Zampa venait de prendre l’attitude sérieuse et digne d’un ambassadeur.
– Et… que t’a-t-elle dit ? demanda M. de Château-Mailly.
Pour toute réponse, Zampa tira une lettre de sa poche et la lui présenta.
Cette lettre, signée simplement d’un C., émanait de la plume de Rocambole, l’habile faussaire.
Le duc crut reconnaître l’écriture de la jeune fille. Il brisa le cachet et lut :
« Les événements marchent avec rapidité. Cette entrevue que je dois avoir avec vous, et dont je vous parlais, il faut qu’elle ait lieu ce soir. Il le faut absolument, mon ami. Vous venez dîner à l’hôtel. En sortant de table, je vous prierai de monter dans mon atelier.
« Ô vous que j’aime et dont je serai fière de porter le nom, relisez, je vous en supplie, ma première lettre, pesez-en bien toutes les recommandations, et, quelque pénible que soit le rôle que la fatalité me force à vous imposer, je vous le demande à genoux, ayez le courage de le jouer jusqu’au bout. Notre bonheur à venir en dépend d’une manière absolue peut-être.
« P.-S. – Peut-être vous écrirai-je tout à l’heure un petit billet bien sec et bien officiel.
« C… »
Cette lettre rendit le comte tout rêveur.
– Je ferai ce qu’elle veut, se dit-il ; mais que peut signifier tout cela ?
Comme le duc avait encore plusieurs heures devant lui avant de pouvoir se présenter à l’hôtel de Sallandrera, il demanda un cheval de selle et gagna les Champs-Élysées.
Il fit le tour du Bois et revint par la rue de la Pépinière, où il descendit à l’hôtel Artoff.
M. de Château-Mailly avait le vague espoir que le courrier d’Odessa pouvait être arrivé. Il s’en informa auprès du suisse, mais le suisse n’avait vu personne encore.
– C’est réellement extraordinaire, pensa le duc en s’en allant, qu’une estafette mette trois jours de plus qu’une lettre venue par la poste. Serait-il donc arrivé malheur à ce courrier ?
Cette pensée donna le frisson à M. de Château-Mailly ; mais une réflexion fort sensée qui lui vint le rassura.
– En admettant pareille chose, se dit-il, les dépêches qu’il porte n’ayant de valeur pour personne autre que moi, elles ne seraient jamais perdues. On les retrouverait, et c’est l’essentiel.
Le duc rentra chez lui vers quatre heures environ. Deux heures seulement le séparaient encore de l’instant où il verrait Conception.
Zampa attendait son maître dans le cabinet de toilette.

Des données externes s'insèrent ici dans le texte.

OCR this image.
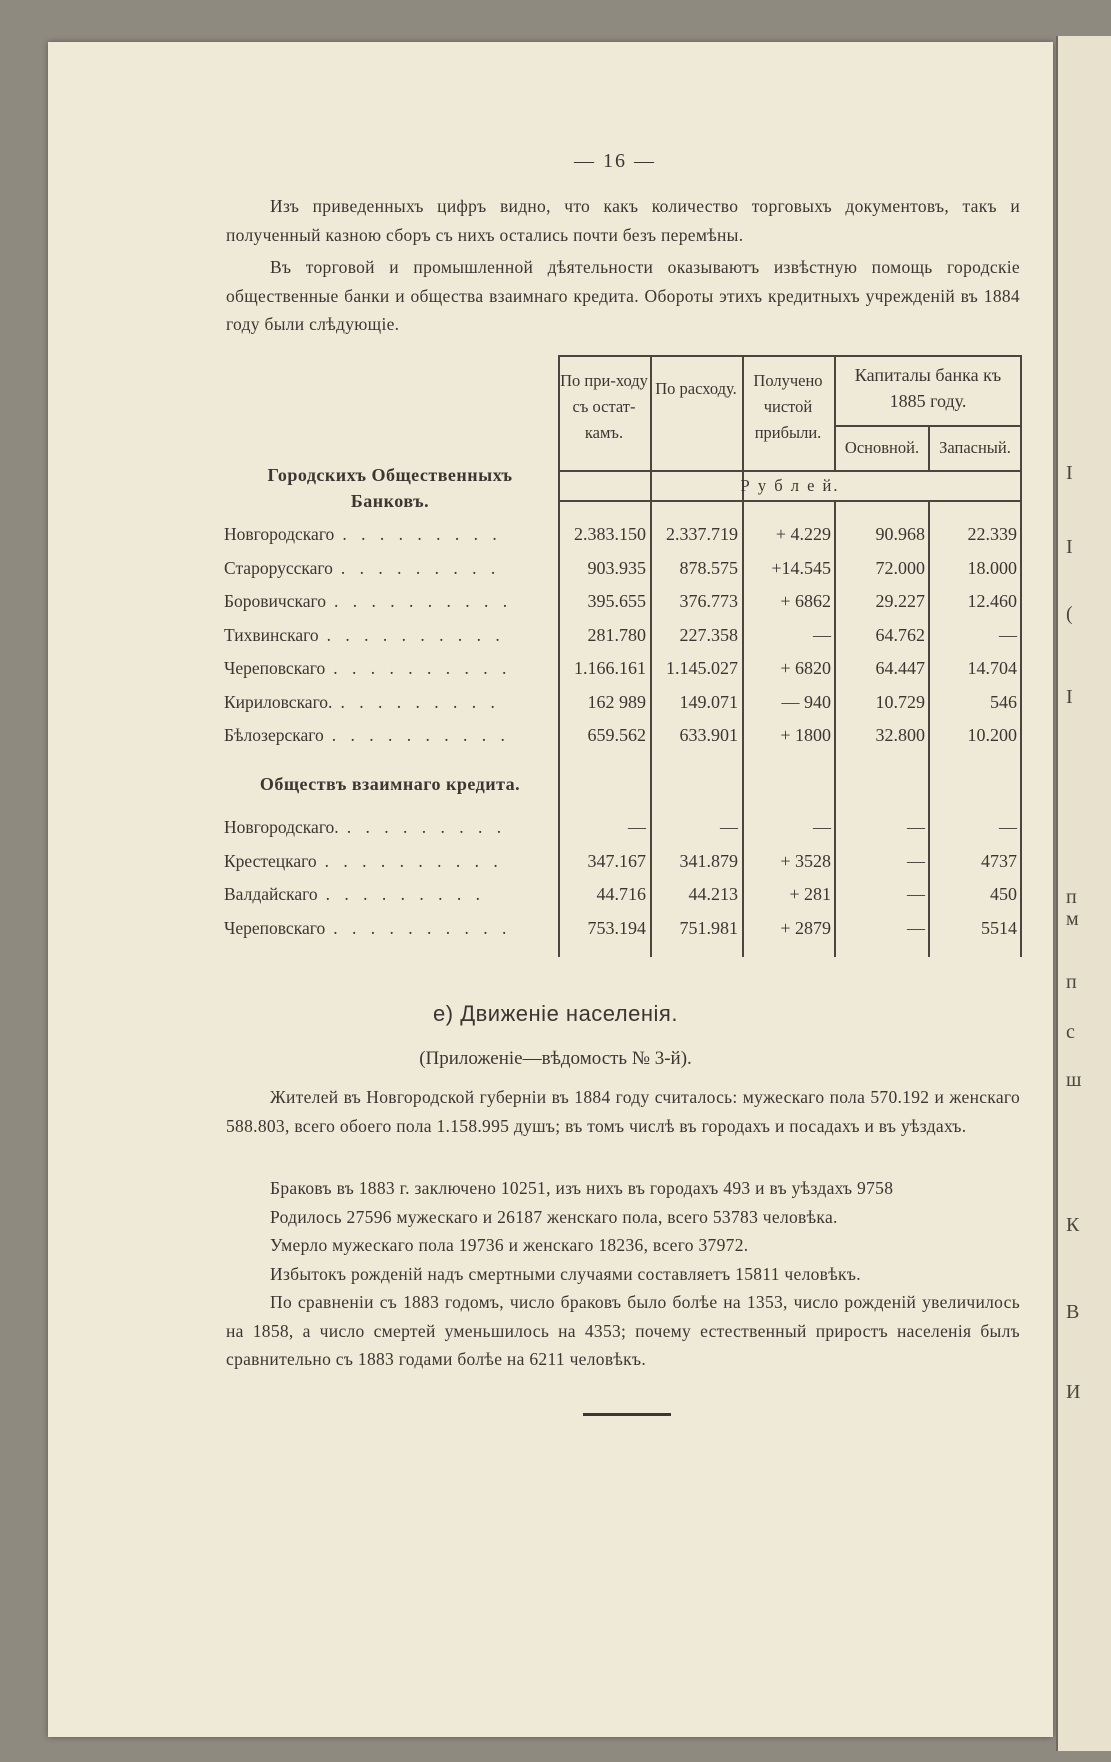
I
I
(
I
п
м
п
с
ш
К
В
И
— 16 —

Изъ приведенныхъ цифръ видно, что какъ количество торговыхъ документовъ, такъ и полученный казною сборъ съ нихъ остались почти безъ перемѣны.

Въ торговой и промышленной дѣятельности оказываютъ извѣстную помощь городскіе общественные банки и общества взаимнаго кредита. Обороты этихъ кредитныхъ учрежденій въ 1884 году были слѣдующіе.

По при-ходу съ остат-камъ.
По расходу.	Получено чистой прибыли.
Капиталы банка къ 1885 году.
Основной.	Запасный.
Р у б л е й.
Городскихъ Общественныхъ Банковъ.
Обществъ взаимнаго кредита.
Новгородскаго . . . . . . . . .	2.383.150	2.337.719	+ 4.229	90.968	22.339
Старорусскаго . . . . . . . . .	903.935	878.575	+14.545	72.000	18.000
Боровичскаго . . . . . . . . . .	395.655	376.773	+ 6862	29.227	12.460
Тихвинскаго . . . . . . . . . .	281.780	227.358	—	64.762	—
Череповскаго . . . . . . . . . .	1.166.161	1.145.027	+ 6820	64.447	14.704
Кириловскаго. . . . . . . . . .	162 989	149.071	— 940	10.729	546
Бѣлозерскаго . . . . . . . . . .	659.562	633.901	+ 1800	32.800	10.200
Новгородскаго. . . . . . . . . .	—	—	—	—	—
Крестецкаго . . . . . . . . . .	347.167	341.879	+ 3528	—	4737
Валдайскаго . . . . . . . . .	44.716	44.213	+ 281	—	450
Череповскаго . . . . . . . . . .	753.194	751.981	+ 2879	—	5514
е) Движеніе населенія.
(Приложеніе—вѣдомость № 3-й).

Жителей въ Новгородской губерніи въ 1884 году считалось: мужескаго пола 570.192 и женскаго 588.803, всего обоего пола 1.158.995 душъ; въ томъ числѣ въ городахъ и посадахъ и въ уѣздахъ.

Браковъ въ 1883 г. заключено 10251, изъ нихъ въ городахъ 493 и въ уѣздахъ 9758

Родилось 27596 мужескаго и 26187 женскаго пола, всего 53783 человѣка.

Умерло мужескаго пола 19736 и женскаго 18236, всего 37972.

Избытокъ рожденій надъ смертными случаями составляетъ 15811 человѣкъ.

По сравненіи съ 1883 годомъ, число браковъ было болѣе на 1353, число рожденій увеличилось на 1858, а число смертей уменьшилось на 4353; почему естественный приростъ населенія былъ сравнительно съ 1883 годами болѣе на 6211 человѣкъ.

– Faut-il habiller monsieur le duc ?
– Sans doute.
– C’est que, dit le valet, il est venu une nouvelle lettre de l’hôtel de Sallandrera.
Le duc crut à un contrordre, à une indisposition subite de madame ou de mademoiselle de Sallandrera, et ce fut en tremblant qu’il prit sur une table la lettre que Zampa lui indiquait du doigt.
Mais il respira sur-le-champ en reconnaissant l’écriture de Conception.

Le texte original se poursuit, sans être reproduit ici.